Without conscious re-direction we are drawn to the negative.  Have you ever noticed how  cars will slow down to look at a wreck but not at the flowers in the median or how we notice what is wrong with our child’s behavior instead of paying attention to when they are behaving?  Our human nature, being a fallen people, is drawn to the negative.  It is no surprise that most of what we read in newspapers and tabloids (except perhaps this one) is about what is wrong in the world.

This reality is further complicated by whatever we focus on expanding in our realm of perception.  If you focus on something long enough it begins to seem larger and more pronounced.  At the same time, whatever is around it begins to fade and is not as easily recognized.  Before long our perception is no longer balanced, but just a sliver of what is true in our life with the object of our attention being the defining force.  If this object is negative, then we set the tone for a negative evaluation of our life.

Third, perception is reality.  What we perceive may not be correct or true, but it is what we will become to accept as reality in our lives.  Whether you perceive your life as terrible or fulfilling, you will live it accordingly.  I can’t count the number of times someone has relayed to me how difficult and bad their life is, yet when I ask about the good things, they are able to list them as well.  As one young man stated recently, “I guess I just don’t think about that stuff as much as I should”. The power of perception is immense!

The answer to this is simple, but not necessarily easy.  If we consciously choose to seek out and focus on the positive, this is what will expand in our perception and be the influential force in our evaluation of life.  The Apostle Paul states it clearly when he says to focus on and put into practice those things that are “true, noble, right, pure, lovely, admirable, excellent, and praiseworthy”.  The result of this is peace……the opposite of anxiety.

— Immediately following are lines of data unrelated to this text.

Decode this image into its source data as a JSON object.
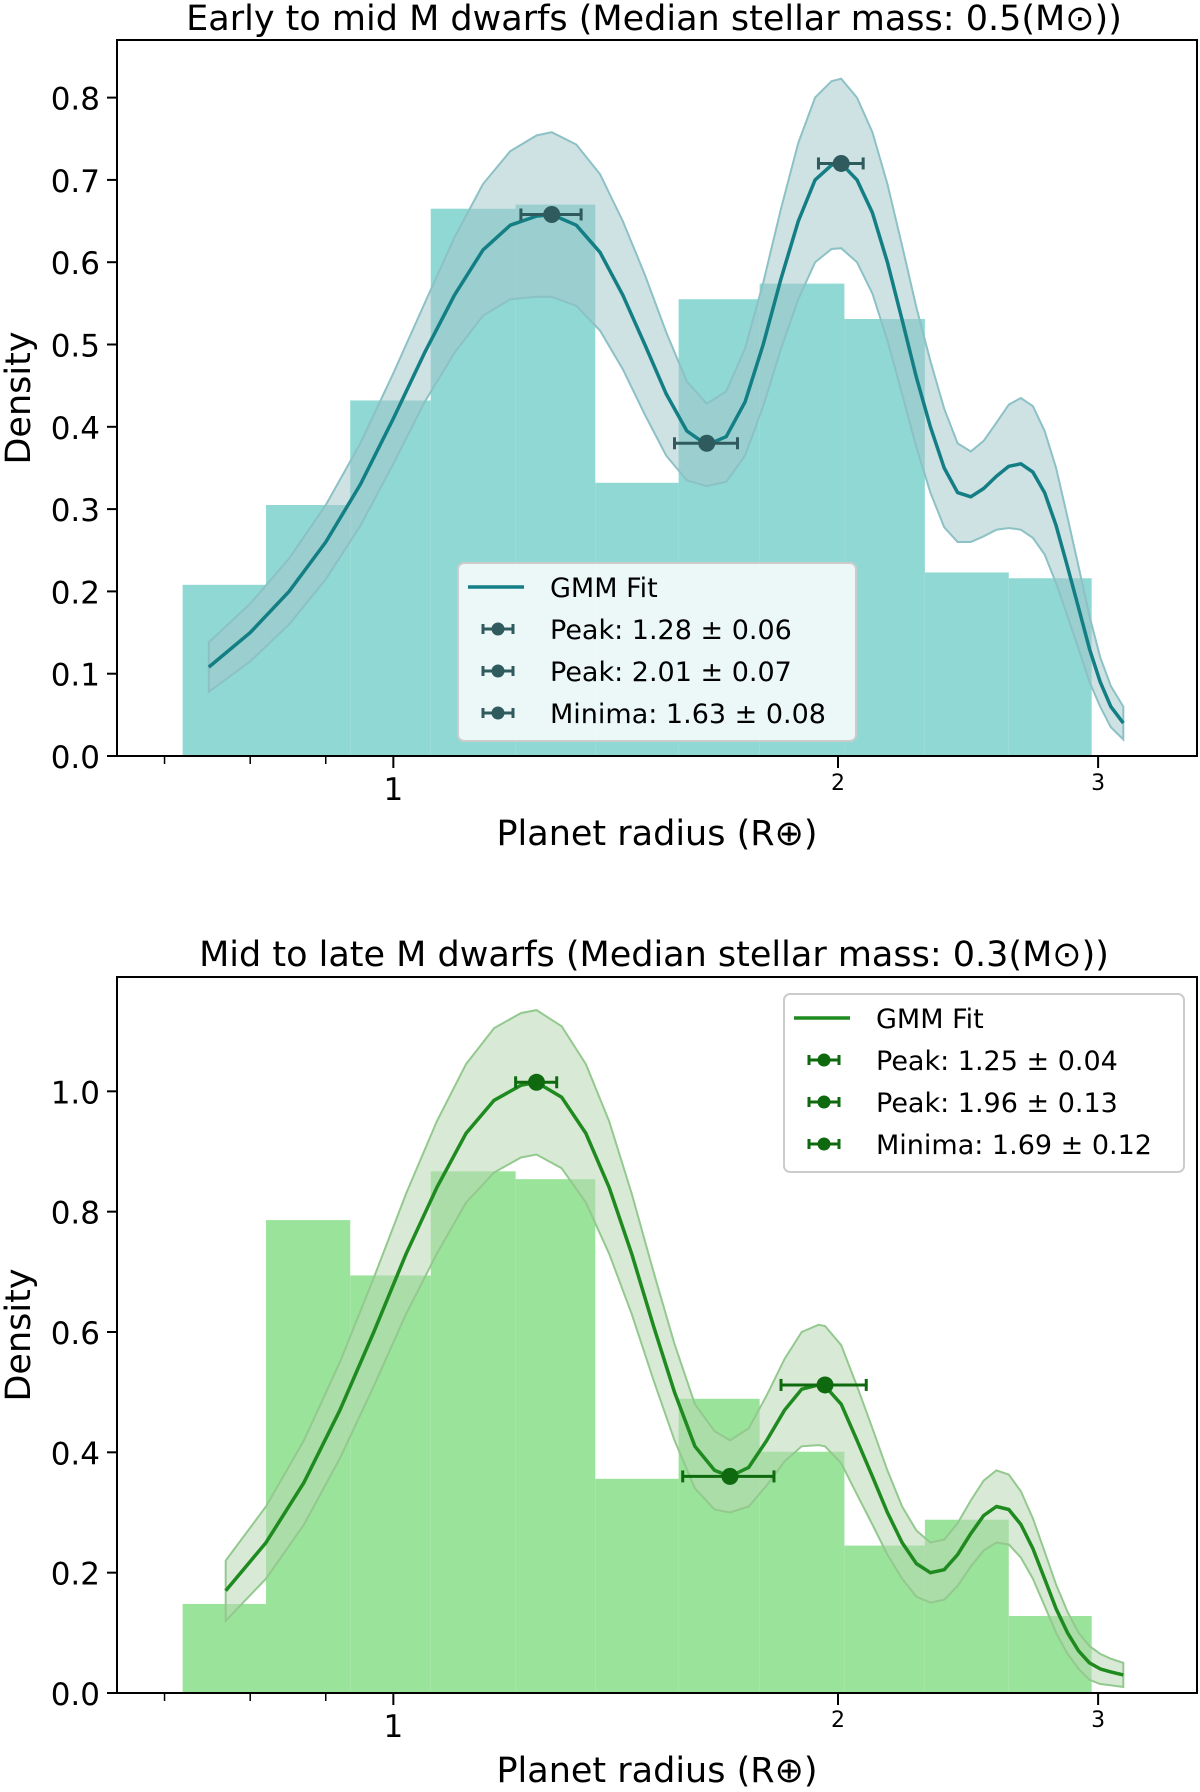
{
  "chart_data": [
    {
      "type": "bar",
      "title": "Early to mid M dwarfs (Median stellar mass: 0.5(M⊙))",
      "xlabel": "Planet radius (R⊕)",
      "ylabel": "Density",
      "xscale": "log",
      "xlim": [
        0.65,
        3.5
      ],
      "ylim": [
        0,
        0.87
      ],
      "xticks": [
        {
          "value": 1,
          "label": "1"
        },
        {
          "value": 2,
          "label": "2"
        },
        {
          "value": 3,
          "label": "3"
        }
      ],
      "xminorticks": [
        0.7,
        0.8,
        0.9
      ],
      "yticks": [
        0.0,
        0.1,
        0.2,
        0.3,
        0.4,
        0.5,
        0.6,
        0.7,
        0.8
      ],
      "colors": {
        "hist": "#8fd8d3",
        "line": "#137f85",
        "band": "#a5c9cc",
        "band_edge": "#8cc1c5",
        "marker": "#2f5a5e"
      },
      "histogram": {
        "edges": [
          0.72,
          0.82,
          0.935,
          1.06,
          1.21,
          1.37,
          1.56,
          1.77,
          2.02,
          2.29,
          2.61,
          2.97,
          3.2
        ],
        "values": [
          0.208,
          0.305,
          0.432,
          0.665,
          0.67,
          0.332,
          0.555,
          0.574,
          0.531,
          0.223,
          0.216,
          0.0
        ]
      },
      "gmm_fit": {
        "x": [
          0.75,
          0.8,
          0.85,
          0.9,
          0.95,
          1.0,
          1.05,
          1.1,
          1.15,
          1.2,
          1.25,
          1.28,
          1.33,
          1.38,
          1.43,
          1.48,
          1.53,
          1.58,
          1.63,
          1.68,
          1.73,
          1.78,
          1.83,
          1.88,
          1.93,
          1.98,
          2.01,
          2.06,
          2.11,
          2.16,
          2.21,
          2.26,
          2.31,
          2.36,
          2.41,
          2.46,
          2.51,
          2.56,
          2.61,
          2.66,
          2.71,
          2.76,
          2.81,
          2.86,
          2.91,
          2.96,
          3.01,
          3.06,
          3.12
        ],
        "y": [
          0.108,
          0.15,
          0.2,
          0.26,
          0.33,
          0.41,
          0.49,
          0.56,
          0.615,
          0.645,
          0.656,
          0.658,
          0.645,
          0.612,
          0.56,
          0.5,
          0.44,
          0.395,
          0.378,
          0.388,
          0.43,
          0.5,
          0.58,
          0.65,
          0.7,
          0.718,
          0.72,
          0.7,
          0.66,
          0.6,
          0.53,
          0.46,
          0.4,
          0.35,
          0.32,
          0.315,
          0.325,
          0.34,
          0.352,
          0.355,
          0.345,
          0.32,
          0.28,
          0.23,
          0.18,
          0.13,
          0.09,
          0.06,
          0.04
        ],
        "band_halfwidth": [
          0.03,
          0.035,
          0.04,
          0.045,
          0.05,
          0.055,
          0.06,
          0.07,
          0.08,
          0.09,
          0.098,
          0.1,
          0.098,
          0.095,
          0.09,
          0.085,
          0.075,
          0.06,
          0.05,
          0.055,
          0.065,
          0.075,
          0.085,
          0.095,
          0.1,
          0.102,
          0.103,
          0.1,
          0.098,
          0.095,
          0.09,
          0.085,
          0.08,
          0.072,
          0.06,
          0.055,
          0.058,
          0.065,
          0.075,
          0.08,
          0.08,
          0.075,
          0.07,
          0.06,
          0.05,
          0.04,
          0.03,
          0.025,
          0.02
        ]
      },
      "points": [
        {
          "x": 1.28,
          "y": 0.658,
          "xerr": 0.06
        },
        {
          "x": 2.01,
          "y": 0.72,
          "xerr": 0.07
        },
        {
          "x": 1.63,
          "y": 0.38,
          "xerr": 0.08
        }
      ],
      "legend": {
        "placement": "lower-center",
        "entries": [
          {
            "kind": "line",
            "label": "GMM Fit"
          },
          {
            "kind": "point",
            "label": "Peak: 1.28 ± 0.06"
          },
          {
            "kind": "point",
            "label": "Peak: 2.01 ± 0.07"
          },
          {
            "kind": "point",
            "label": "Minima: 1.63 ± 0.08"
          }
        ]
      }
    },
    {
      "type": "bar",
      "title": "Mid to late M dwarfs (Median stellar mass: 0.3(M⊙))",
      "xlabel": "Planet radius (R⊕)",
      "ylabel": "Density",
      "xscale": "log",
      "xlim": [
        0.65,
        3.5
      ],
      "ylim": [
        0,
        1.19
      ],
      "xticks": [
        {
          "value": 1,
          "label": "1"
        },
        {
          "value": 2,
          "label": "2"
        },
        {
          "value": 3,
          "label": "3"
        }
      ],
      "xminorticks": [
        0.7,
        0.8,
        0.9
      ],
      "yticks": [
        0.0,
        0.2,
        0.4,
        0.6,
        0.8,
        1.0
      ],
      "colors": {
        "hist": "#9ae39a",
        "line": "#1f8a1f",
        "band": "#b8d8b3",
        "band_edge": "#93c98e",
        "marker": "#0f6a0f"
      },
      "histogram": {
        "edges": [
          0.72,
          0.82,
          0.935,
          1.06,
          1.21,
          1.37,
          1.56,
          1.77,
          2.02,
          2.29,
          2.61,
          2.97,
          3.2
        ],
        "values": [
          0.148,
          0.786,
          0.694,
          0.867,
          0.854,
          0.356,
          0.489,
          0.401,
          0.245,
          0.288,
          0.128,
          0.0
        ]
      },
      "gmm_fit": {
        "x": [
          0.77,
          0.82,
          0.87,
          0.92,
          0.97,
          1.02,
          1.07,
          1.12,
          1.17,
          1.22,
          1.25,
          1.3,
          1.35,
          1.4,
          1.45,
          1.5,
          1.55,
          1.6,
          1.65,
          1.69,
          1.74,
          1.79,
          1.84,
          1.89,
          1.94,
          1.96,
          2.01,
          2.06,
          2.11,
          2.16,
          2.21,
          2.26,
          2.31,
          2.36,
          2.41,
          2.46,
          2.51,
          2.56,
          2.61,
          2.66,
          2.71,
          2.76,
          2.81,
          2.86,
          2.91,
          2.96,
          3.01,
          3.06,
          3.12
        ],
        "y": [
          0.17,
          0.25,
          0.35,
          0.47,
          0.6,
          0.73,
          0.84,
          0.93,
          0.985,
          1.01,
          1.015,
          0.99,
          0.93,
          0.84,
          0.73,
          0.61,
          0.5,
          0.41,
          0.37,
          0.36,
          0.375,
          0.42,
          0.47,
          0.505,
          0.512,
          0.51,
          0.48,
          0.42,
          0.36,
          0.3,
          0.25,
          0.215,
          0.2,
          0.205,
          0.23,
          0.265,
          0.295,
          0.31,
          0.305,
          0.28,
          0.24,
          0.19,
          0.14,
          0.1,
          0.07,
          0.05,
          0.04,
          0.035,
          0.03
        ],
        "band_halfwidth": [
          0.05,
          0.06,
          0.07,
          0.08,
          0.09,
          0.1,
          0.11,
          0.115,
          0.12,
          0.12,
          0.12,
          0.118,
          0.115,
          0.11,
          0.1,
          0.09,
          0.08,
          0.07,
          0.065,
          0.06,
          0.065,
          0.075,
          0.085,
          0.095,
          0.1,
          0.1,
          0.098,
          0.09,
          0.08,
          0.07,
          0.06,
          0.055,
          0.05,
          0.05,
          0.052,
          0.055,
          0.058,
          0.06,
          0.058,
          0.055,
          0.05,
          0.045,
          0.04,
          0.035,
          0.03,
          0.028,
          0.025,
          0.022,
          0.02
        ]
      },
      "points": [
        {
          "x": 1.25,
          "y": 1.015,
          "xerr": 0.04
        },
        {
          "x": 1.96,
          "y": 0.512,
          "xerr": 0.13
        },
        {
          "x": 1.69,
          "y": 0.36,
          "xerr": 0.12
        }
      ],
      "legend": {
        "placement": "upper-right",
        "entries": [
          {
            "kind": "line",
            "label": "GMM Fit"
          },
          {
            "kind": "point",
            "label": "Peak: 1.25 ± 0.04"
          },
          {
            "kind": "point",
            "label": "Peak: 1.96 ± 0.13"
          },
          {
            "kind": "point",
            "label": "Minima: 1.69 ± 0.12"
          }
        ]
      }
    }
  ]
}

For the next few weeks, each night reflect on your day and come up with five things that were good, five things that you were thankful for, then share them with someone.  They have to be new things each day and you can’t repeat.  At first it may be difficult to do this every day but it will soon  become a little easier indicating that you are affecting you subconscious attention process.  This is when you begin noticing the good things first, without having to think about it.  Remember, “As a man thinketh, so he is.”  There are always blessings in our lives!